Biz o zamanlar İstanbul'da yaşıyorduk, ablamla sık sık telefonda konuşup özeleştiri yaptığımızı hatırlıyorum, acayip üzülmüştük. Çok iyi hatırlamadığım için detayları ablama sordum. Duru’ya iyi gelen faktörün yaşıtları ile bir arada zaman geçirmesi olduğunu söyledi. Okul Duru’ya çok yaramıştı. Bir anda sanki yıllardır konuşabiliyormuş gibi konuşmaya başlamıştı.

Duru'nun o günlerden bir fotoğrafı... Arca ile fiziksel olarak taban tabana zıt bir yeğenim var:)

Sevgili Özge, benden bu konuda fikir verebilecek başka bloggerlar olup olmadığını da sormuştu. Spontane bir mim fikri çıktı buradan. Aklıma ilk gelen arkadaşlarımı mimlemek istiyorum, umarım vakit bulup çocuklarının hızlıca konuşabilmesi için özel bazı uygulamaları oldu mu bahsedebilirler.

Öncelikle sadece anne, uzman bir görüş de alabiliriz kendisinden, yeni anneliğinin heyecanından fırsat bulabilirse : ) çok sevinirim.

Sevgili Nehir, özellikle uzmanlardan derlediği bilgilerle bloğunda çok güzel konular paylaşıyor. Ada’nın da çok küçük aylarda konuştuğunu biliyorum.

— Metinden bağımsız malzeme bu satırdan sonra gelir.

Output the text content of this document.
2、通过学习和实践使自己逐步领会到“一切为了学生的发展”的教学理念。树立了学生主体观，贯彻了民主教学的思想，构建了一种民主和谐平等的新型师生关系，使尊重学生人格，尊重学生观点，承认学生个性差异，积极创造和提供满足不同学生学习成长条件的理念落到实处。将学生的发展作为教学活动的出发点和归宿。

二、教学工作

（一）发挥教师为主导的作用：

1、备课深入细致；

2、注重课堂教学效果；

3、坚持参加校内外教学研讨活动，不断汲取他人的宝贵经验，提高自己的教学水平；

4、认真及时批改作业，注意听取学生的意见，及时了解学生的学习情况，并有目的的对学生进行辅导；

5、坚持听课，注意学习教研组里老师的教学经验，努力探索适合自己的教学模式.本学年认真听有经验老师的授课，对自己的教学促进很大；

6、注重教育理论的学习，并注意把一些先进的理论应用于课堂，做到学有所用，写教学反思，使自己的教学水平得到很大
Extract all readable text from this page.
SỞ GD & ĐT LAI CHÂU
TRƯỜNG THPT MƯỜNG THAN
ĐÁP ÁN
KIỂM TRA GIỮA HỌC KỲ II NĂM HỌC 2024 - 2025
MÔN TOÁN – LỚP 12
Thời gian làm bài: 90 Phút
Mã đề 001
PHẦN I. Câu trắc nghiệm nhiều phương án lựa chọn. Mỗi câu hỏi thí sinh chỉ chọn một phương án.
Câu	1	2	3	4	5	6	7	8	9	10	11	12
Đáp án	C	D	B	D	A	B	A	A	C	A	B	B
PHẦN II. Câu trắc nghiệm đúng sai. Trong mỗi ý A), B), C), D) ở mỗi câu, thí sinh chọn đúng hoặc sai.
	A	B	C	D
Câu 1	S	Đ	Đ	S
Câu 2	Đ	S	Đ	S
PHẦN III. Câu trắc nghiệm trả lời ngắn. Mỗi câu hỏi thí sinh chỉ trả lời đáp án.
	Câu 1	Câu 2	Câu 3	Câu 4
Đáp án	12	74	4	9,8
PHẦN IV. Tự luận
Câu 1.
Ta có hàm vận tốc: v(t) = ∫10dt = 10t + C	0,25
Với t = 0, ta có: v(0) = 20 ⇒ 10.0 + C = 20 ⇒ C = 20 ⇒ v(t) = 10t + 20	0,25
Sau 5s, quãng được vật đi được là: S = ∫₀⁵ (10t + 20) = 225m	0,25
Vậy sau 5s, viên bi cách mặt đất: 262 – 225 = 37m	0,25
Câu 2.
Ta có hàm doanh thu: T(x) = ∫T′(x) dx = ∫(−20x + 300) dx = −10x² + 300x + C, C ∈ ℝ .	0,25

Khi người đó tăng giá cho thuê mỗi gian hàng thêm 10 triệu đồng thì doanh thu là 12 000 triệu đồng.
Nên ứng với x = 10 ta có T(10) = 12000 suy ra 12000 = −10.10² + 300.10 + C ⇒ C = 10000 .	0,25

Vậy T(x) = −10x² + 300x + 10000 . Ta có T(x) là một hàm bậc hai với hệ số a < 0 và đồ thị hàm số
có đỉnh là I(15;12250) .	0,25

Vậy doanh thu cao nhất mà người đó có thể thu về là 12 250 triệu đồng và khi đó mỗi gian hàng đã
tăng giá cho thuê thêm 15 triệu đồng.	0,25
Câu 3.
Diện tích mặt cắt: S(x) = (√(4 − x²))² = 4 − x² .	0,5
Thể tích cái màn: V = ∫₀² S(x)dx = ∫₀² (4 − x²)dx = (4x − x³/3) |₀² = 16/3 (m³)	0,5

Aylin’i de Nurturia’dan takip ettiğim kadarıyla inanılmaz güzel konuşuyor, canım arkadaşım Özge, (yine bloğu ihmal ediyorsun ama :P) sen de sırlarını paylaşırsan çok sevinirim.

1 yorum:

  1. Teşekkürler , bir anne olarak kendimi sorguluyordum uzun zamandır.Ama şöylede bir gerçek var , ben diğer hem cinslerimin aksine çok konuşmayan yani , hatta çok az konuşan biriyimdir.Eşimde öyledir , genelde sessiz kitap okumayı sever.Ama ben şimdi kendimi aşmaya ve bol bol konuşmaya çalışıyorum.Ve çocuğuma faydalı olabbilecek her türlü öneriyi öğrenmek istiyorum.Size de bunun için yazdım . İlgilendiniz çok teşekkür ederim size ve diğer blogerlara.